Sherry, karakter utama dalam cerita tarian balet ini diperankan oleh Melisa Sugianto (24). Karakter pendukung yakni Kevin yang merupakan kekasih hati Sherry diperankan oleh Michael Wiradinata (17). Sylvi Panggawean, pendiri SPoB, turut menari sekaligus menjadi koreografer bersama rekannya Lie Chen.
Sepatu Merah
Tarian balet ini mengisahkan kehidupan Sherry dari komunitas gipsi dan perkenalannya dengan Kevin sang pemuda gipsi dari kelompok lain.
Kisah cinta mereka terkendala karena keinginan Sherry yang besar untuk menjadi penari balet di Royal Theatre yang akan mementaskan Swan Lake yang tersohor itu. Di sisi lain, Sherry memang punya bakat terpendam sebagai penari yang apik.

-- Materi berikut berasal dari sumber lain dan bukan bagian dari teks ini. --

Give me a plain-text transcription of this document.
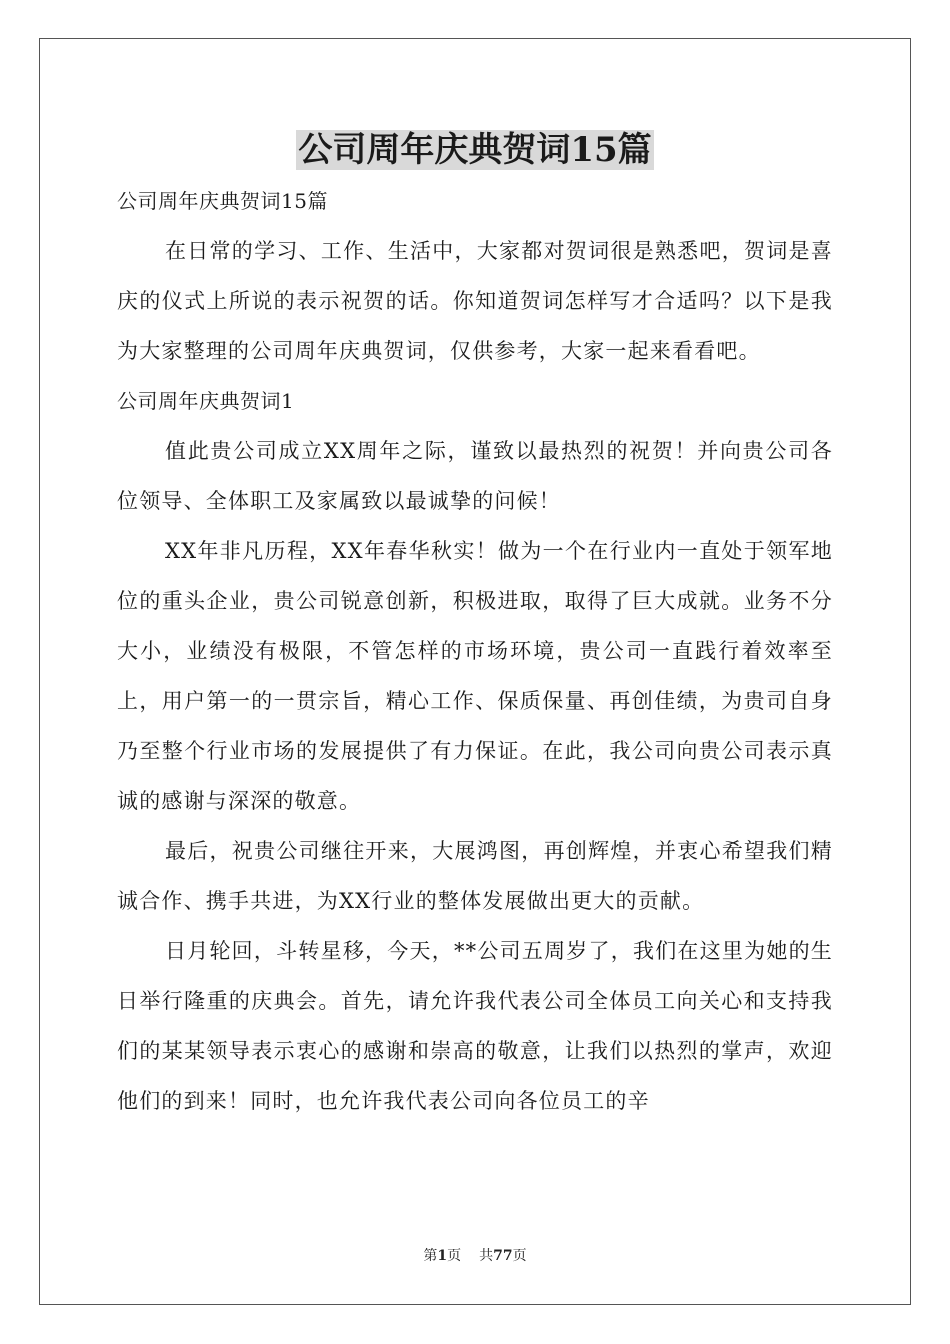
公司周年庆典贺词15篇

公司周年庆典贺词15篇

在日常的学习、工作、生活中，大家都对贺词很是熟悉吧，贺词是喜庆的仪式上所说的表示祝贺的话。你知道贺词怎样写才合适吗？以下是我为大家整理的公司周年庆典贺词，仅供参考，大家一起来看看吧。

公司周年庆典贺词1

值此贵公司成立XX周年之际，谨致以最热烈的祝贺！并向贵公司各位领导、全体职工及家属致以最诚挚的问候！

XX年非凡历程，XX年春华秋实！做为一个在行业内一直处于领军地位的重头企业，贵公司锐意创新，积极进取，取得了巨大成就。业务不分大小，业绩没有极限，不管怎样的市场环境，贵公司一直践行着效率至上，用户第一的一贯宗旨，精心工作、保质保量、再创佳绩，为贵司自身乃至整个行业市场的发展提供了有力保证。在此，我公司向贵公司表示真诚的感谢与深深的敬意。

最后，祝贵公司继往开来，大展鸿图，再创辉煌，并衷心希望我们精诚合作、携手共进，为XX行业的整体发展做出更大的贡献。

日月轮回，斗转星移，今天，**公司五周岁了，我们在这里为她的生日举行隆重的庆典会。首先，请允许我代表公司全体员工向关心和支持我们的某某领导表示衷心的感谢和崇高的敬意，让我们以热烈的掌声，欢迎他们的到来！同时，也允许我代表公司向各位员工的辛

第1页 共77页
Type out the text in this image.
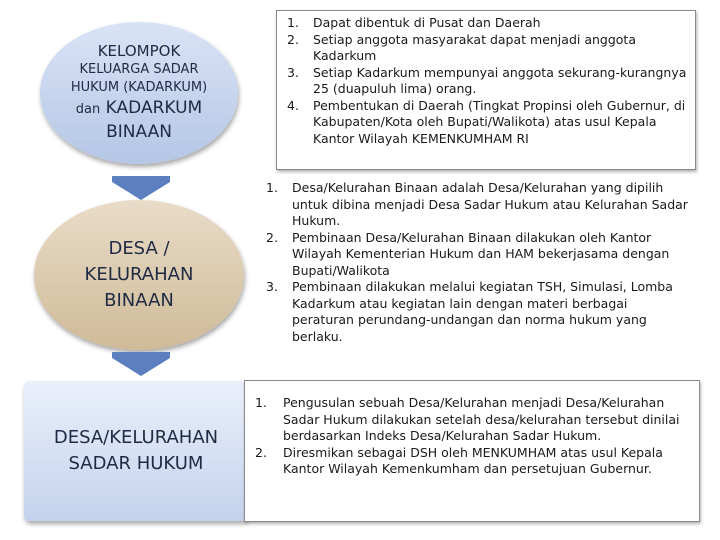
KELOMPOK
KELUARGA SADAR
HUKUM (KADARKUM)
dan KADARKUM
BINAAN
DESA /
KELURAHAN
BINAAN
DESA/KELURAHAN
SADAR HUKUM
1. Dapat dibentuk di Pusat dan Daerah
2. Setiap anggota masyarakat dapat menjadi anggota Kadarkum
3. Setiap Kadarkum mempunyai anggota sekurang-kurangnya 25 (duapuluh lima) orang.
4. Pembentukan di Daerah (Tingkat Propinsi oleh Gubernur, di Kabupaten/Kota oleh Bupati/Walikota) atas usul Kepala Kantor Wilayah KEMENKUMHAM RI
1. Desa/Kelurahan Binaan adalah Desa/Kelurahan yang dipilih untuk dibina menjadi Desa Sadar Hukum atau Kelurahan Sadar Hukum.
2. Pembinaan Desa/Kelurahan Binaan dilakukan oleh Kantor Wilayah Kementerian Hukum dan HAM bekerjasama dengan Bupati/Walikota
3. Pembinaan dilakukan melalui kegiatan TSH, Simulasi, Lomba Kadarkum atau kegiatan lain dengan materi berbagai peraturan perundang-undangan dan norma hukum yang berlaku.
1. Pengusulan sebuah Desa/Kelurahan menjadi Desa/Kelurahan Sadar Hukum dilakukan setelah desa/kelurahan tersebut dinilai berdasarkan Indeks Desa/Kelurahan Sadar Hukum.
2. Diresmikan sebagai DSH oleh MENKUMHAM atas usul Kepala Kantor Wilayah Kemenkumham dan persetujuan Gubernur.
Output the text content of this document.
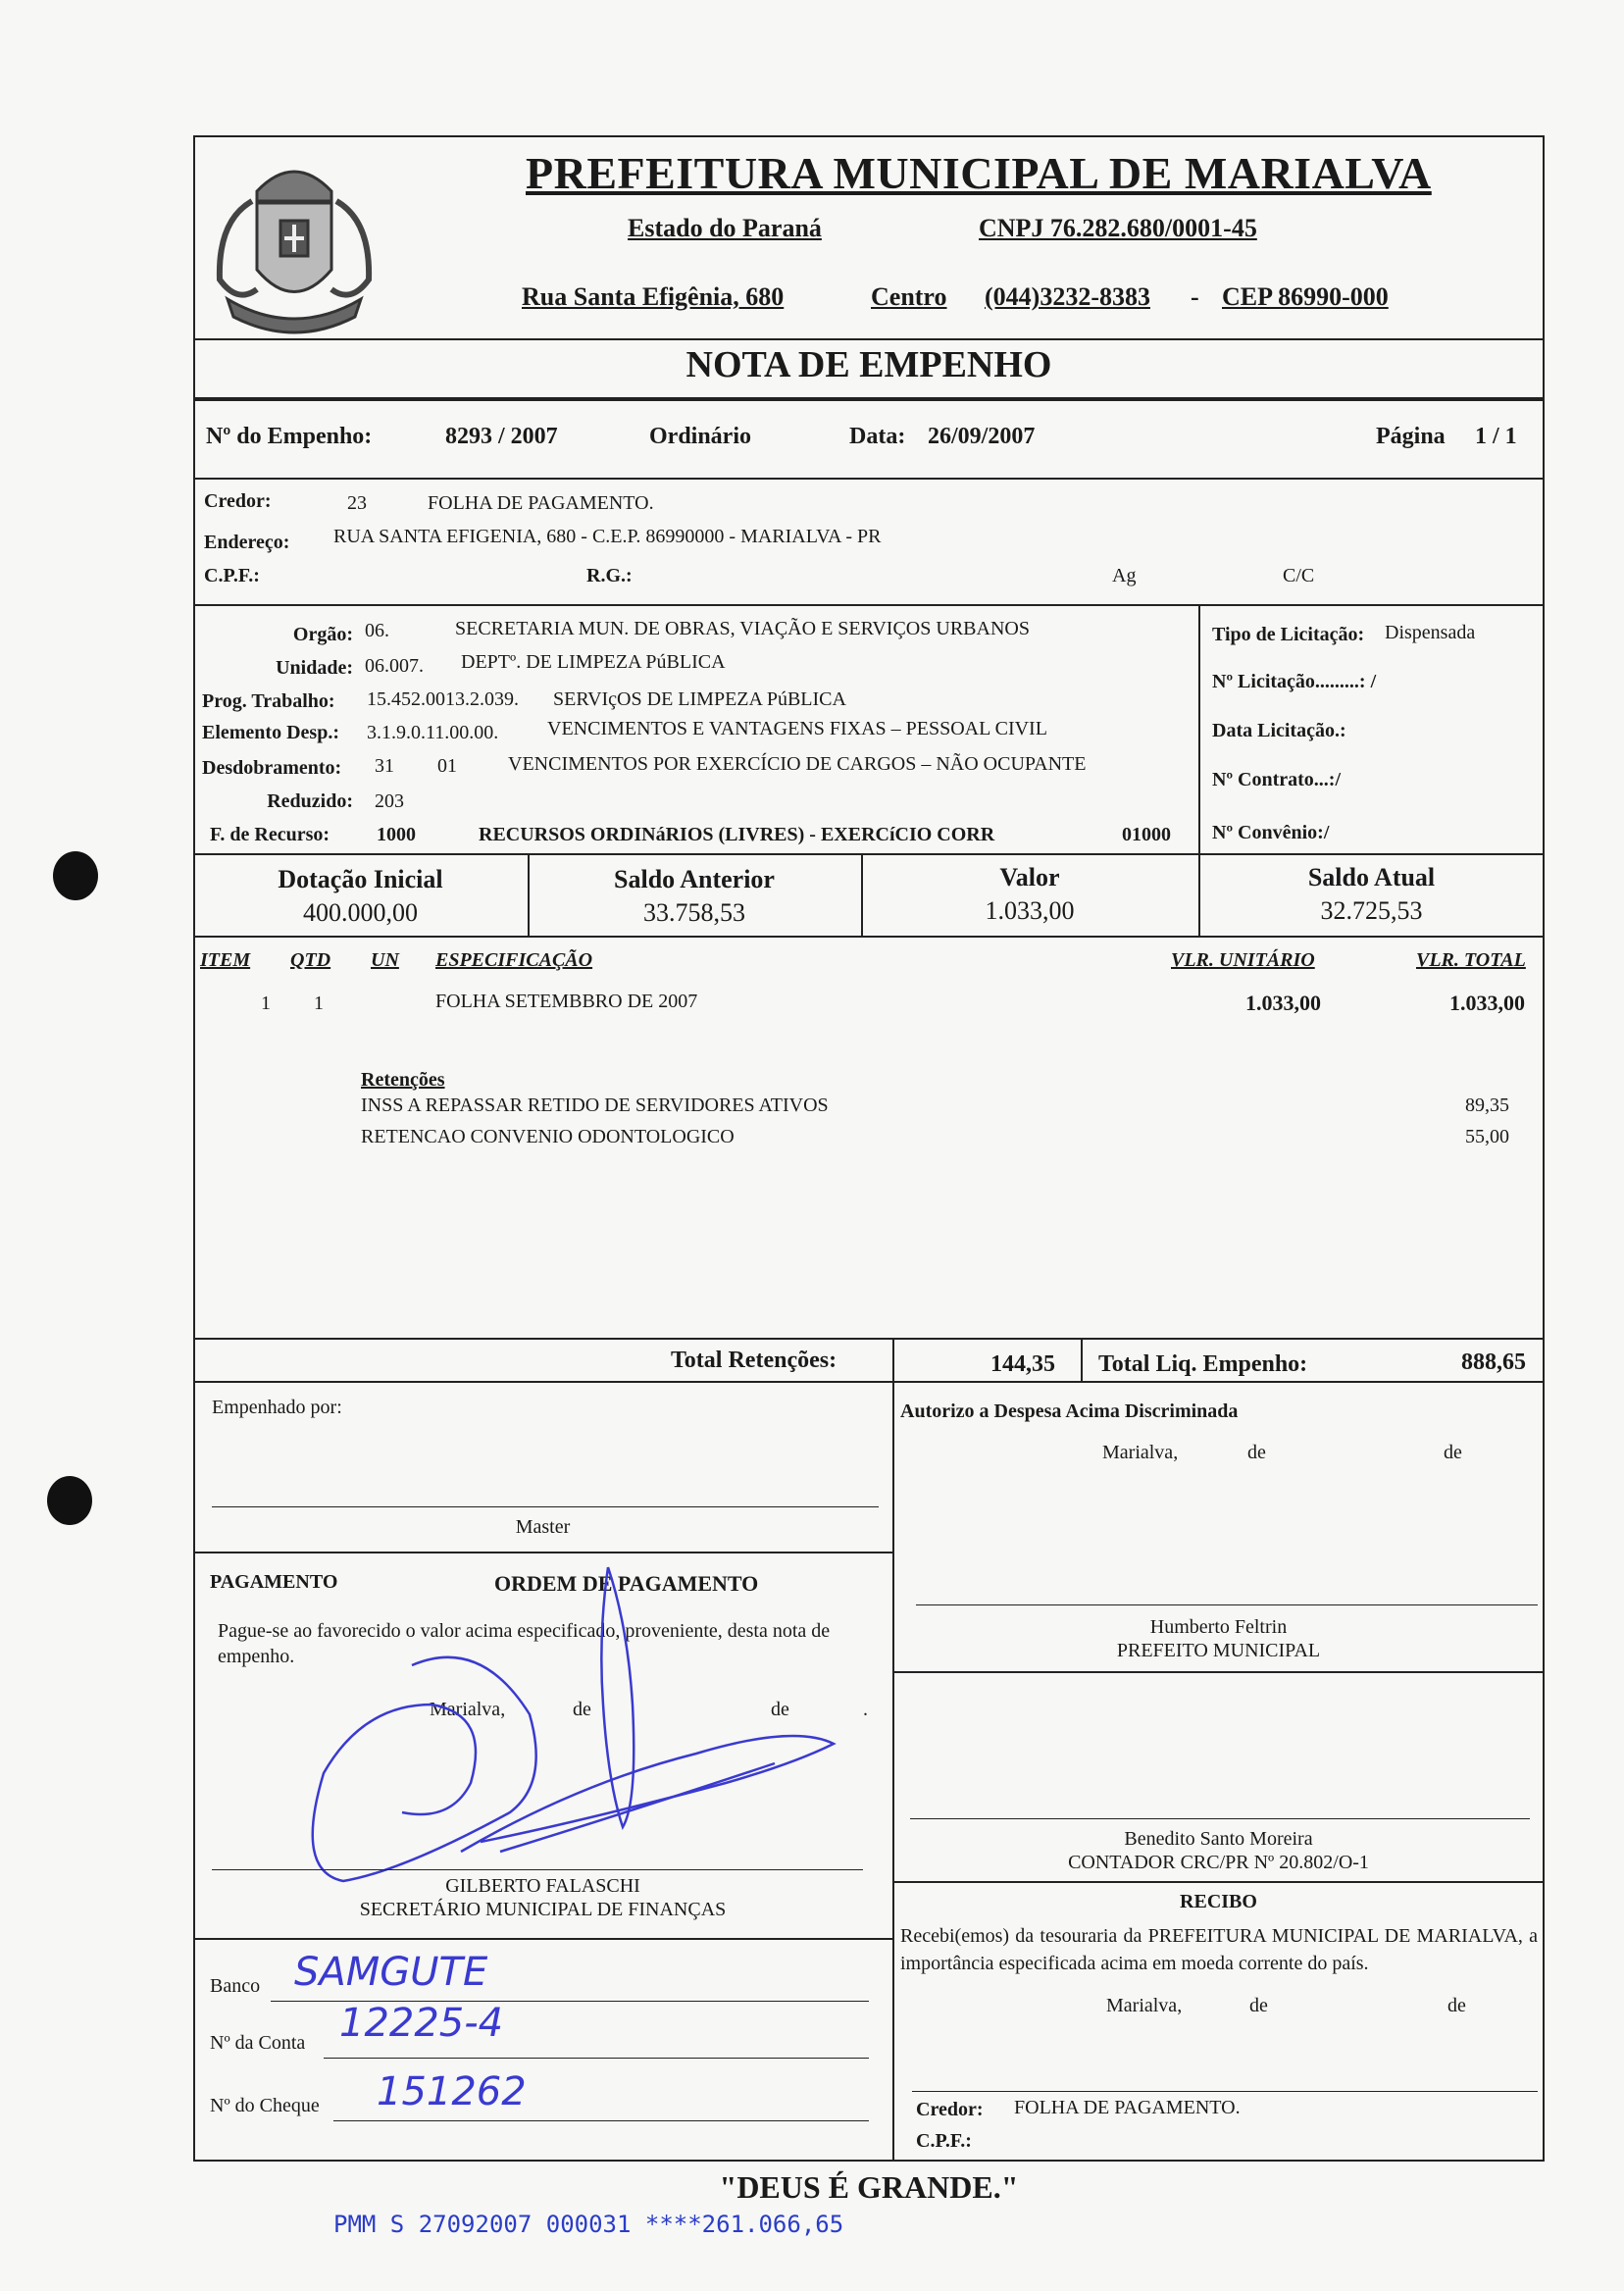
PREFEITURA MUNICIPAL DE MARIALVA
Estado do Paraná	CNPJ 76.282.680/0001-45
Rua Santa Efigênia, 680	Centro (044)3232-8383 - CEP 86990-000
NOTA DE EMPENHO
Nº do Empenho:	8293 / 2007	Ordinário	Data: 26/09/2007	Página 1 / 1
Credor:	23	FOLHA DE PAGAMENTO.
Endereço: RUA SANTA EFIGENIA, 680 - C.E.P. 86990000 - MARIALVA - PR
C.P.F.:	R.G.:	Ag	C/C
Orgão: 06.	SECRETARIA MUN. DE OBRAS, VIAÇÃO E SERVIÇOS URBANOS
Unidade: 06.007. DEPTº. DE LIMPEZA PúBLICA
Prog. Trabalho: 15.452.0013.2.039. SERVIçOS DE LIMPEZA PúBLICA
Elemento Desp.: 3.1.9.0.11.00.00. VENCIMENTOS E VANTAGENS FIXAS – PESSOAL CIVIL
Desdobramento: 31 01	VENCIMENTOS POR EXERCÍCIO DE CARGOS – NÃO OCUPANTE
Reduzido: 203
F. de Recurso: 1000	RECURSOS ORDINáRIOS (LIVRES) - EXERCíCIO CORR	01000
Tipo de Licitação: Dispensada
Nº Licitação.........: /
Data Licitação.:
Nº Contrato...:/
Nº Convênio:/
Dotação Inicial
400.000,00
Saldo Anterior
33.758,53
Valor
1.033,00
Saldo Atual
32.725,53
ITEM QTD UN ESPECIFICAÇÃO	VLR. UNITÁRIO	VLR. TOTAL
1 1	FOLHA SETEMBBRO DE 2007	1.033,00	1.033,00
Retenções
INSS A REPASSAR RETIDO DE SERVIDORES ATIVOS	89,35
RETENCAO CONVENIO ODONTOLOGICO	55,00
Total Retenções:	144,35 Total Liq. Empenho:	888,65
Empenhado por:
Master
PAGAMENTO	ORDEM DE PAGAMENTO
Pague-se ao favorecido o valor acima especificado, proveniente, desta nota de empenho.
Marialva,	de	de	.
GILBERTO FALASCHI
SECRETÁRIO MUNICIPAL DE FINANÇAS
Banco SAMGUTE
Nº da Conta 12225-4
Nº do Cheque 151262
Autorizo a Despesa Acima Discriminada
Marialva,	de	de
Humberto Feltrin
PREFEITO MUNICIPAL
Benedito Santo Moreira
CONTADOR CRC/PR Nº 20.802/O-1
RECIBO
Recebi(emos) da tesouraria da PREFEITURA MUNICIPAL DE MARIALVA, a importância especificada acima em moeda corrente do país.
Marialva,	de	de
Credor: FOLHA DE PAGAMENTO.
C.P.F.:
"DEUS É GRANDE."
PMM S 27092007 000031 ****261.066,65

Sirkam, tanda cinta dari Kevin, sampai ditukarkan sepatu merah oleh Sherry. Padahal, kasut itu bertuah. Dengan sepatu merah tadi, Sherry memang dapat menari dan mementaskan Swan Lake dengan begitu apik.
Namun, alas kaki tadi membuat sang dara tak bisa berhenti menari. Keletihan dan derita tak mampu mengatasi tulah benda itu. Sherry terus menari dan mengikuti ke mana kaki melangkah sampai bertemu lagi dengan Kevin.
Ternyata, cinta Kevin yang mampu melepas sepatu merah itu. Seperti kisah romantis, Sherry dan Kevin melanjutkan hidup dan kisah cinta mereka dan berbahagia selama-lamanya.
Kolaborasi
The Red Shoes merupakan pementasan pamungkas dari rangkaian acara yang diadakan di Ciputra Hall, Jumat malam itu. Sebelumnya, juga ada penampilan tari dan lagu oleh siswa siswi Yayasan Pembinaan Anak Cacat. Selain itu, juga ada penampilan tari capoeira dari Kana Dance Studio Malang dan tari hip hop dari First Move Crew Surabaya.
Balet kerap dianggap sebagai dasar dari seluruh tari klasik, ujar Sylvi
Sylvi mengatakan, pementasan kolaborasi itu untuk memeriahkan peringatan ke-74 Proklamasi Kemerdekaan Indonesia. Yang lebih utama ialah kerja sama, saling menguatkan, dan simbiosis inspirasi agar dunia tari tetap disenangi.
Khusus untuk The Red Shoes dipentaskan oleh siswa siswi SPoB yang belum lama menjalani ujian internal. Pementasan seolah menjadi katarsis sekaligus ekspresi kesungguhan mereka menekuni dunia balet.
“Balet kerap dianggap sebagai dasar dari seluruh tari klasik,” ujar Sylvi. Surabaya cukup dikenal di nusantara sebagai kawah candradimuka kalangan pebalet profesional. Tanpa harus bersaing dengan tari tradisional atau tari modern, balet masih memiliki tempat di kalangan warga “Kota Pahlawan”, julukan Surabaya.
Dengan SPoB, Sylvi memang menekuni pementasan tarian balet dengan mengadopsi ide cerita rakyat. Antara lain, Le Corsaire (2004), Swan Lake (2006), dan The White Haired Girl (2018). Kisah-kisah itu merupakan cerita klasik yang amat populer di kalangan warga bumi.
“Balet adalah dunia saya sejak kecil,” kata Sylvi yang berasal dari keluarga penari dan pebalet. Dengan mementasan adaptasi kisah-kisah klasik, Sylvi berharap SPoB dan tentunya balet tetap memiliki penggemar setia.